I remember one year my cousin and I went to day camp over the summer. We started late, almost a week after the other kids we knew, but I never knew why. Turns out, my mom had surgery a few weeks before that. It seems to be a strange thing to just forget, and people can't really believe it when I tell them that those surgeries all ran into each other. In fact, my parents never even pulled us out of school when my mom would go in. I even prided myself on the fact that I could pack a hosptial bag faster than anyone else in my family.

Even now, working in a hospital, I see the kids who are in and out constantly with cancer, Crohn's disease, and yes, even those shunt malfunctions so common to my own life. I even catch myself wondering what life is like for them, in and out and back and forth so much. I stop myself when I see those kids going home with IV's and medicines and all of that stuff and I think about how hard it must be. Then I catch myself and I think, jeez, I know what it's like beacuse I was there once. That stuff happened in my life too. It's crazy that I can forget the nurse coming to the house twice a week to administer IV meds, and how I watched my mom flush her lines with saline.

Just beacuse my mom isn't in and out of surgery as much doesn't mean that I still don't live it. I'm even more aware now and I don't know if I am gratefult for that or if I really just wish I could go back to not knowing the magnitude of what was happening around me. I hate to say this, I don't want anyone reading this to think badly of me, but I find it hard now more than ever not to resent my mother for the things I have to do for her that she can't do for herself. I hate the way she asks me the same question for a fourth time because she can't remember that it was already asked and answwered three times before that. I remember that I could never have friends over because mom was always sick and that never really bothered me then. So I'm not sure why, years later it naws at me.
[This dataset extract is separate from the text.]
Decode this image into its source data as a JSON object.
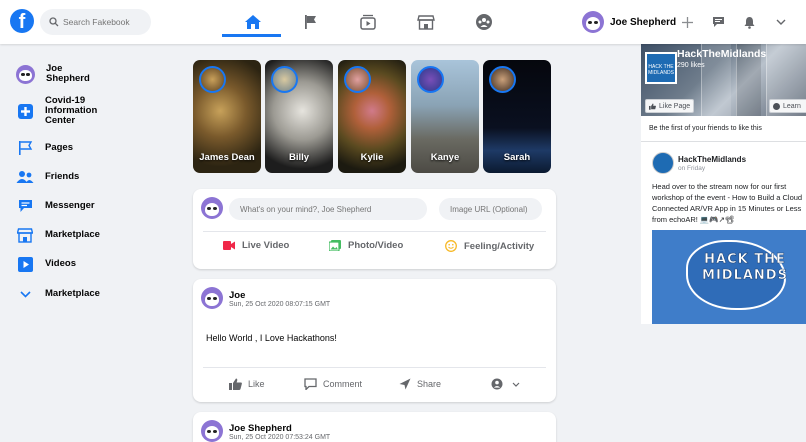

I don't ever remember my mom being in pain when I was little, I'm sure it was excruciating. So why now when she has so few problems with her head and no surgeries since 1996 does she scream like someone is plunging a knife into her heart when she gets up from the couch? And why do I get so annoyed when she does it? Why do want to run as far away from her as I can, scream at her to shut up, that no one cares and we're all tired of it? I have no other way to describe our relationship at times other than that she drains me. I love her, don't know what I'd do without her, but I feel as if she's killing me. When all is said and done, I don't want to remember her with all this anger. I want to remember the real woman who is my mother: kind, caring, hilarious, and not as the burden I am beginning to see her as now. Through all of this I keep asking myself how I got so selfish and mean and resentful. . . and where the heart I know I used to have has gone.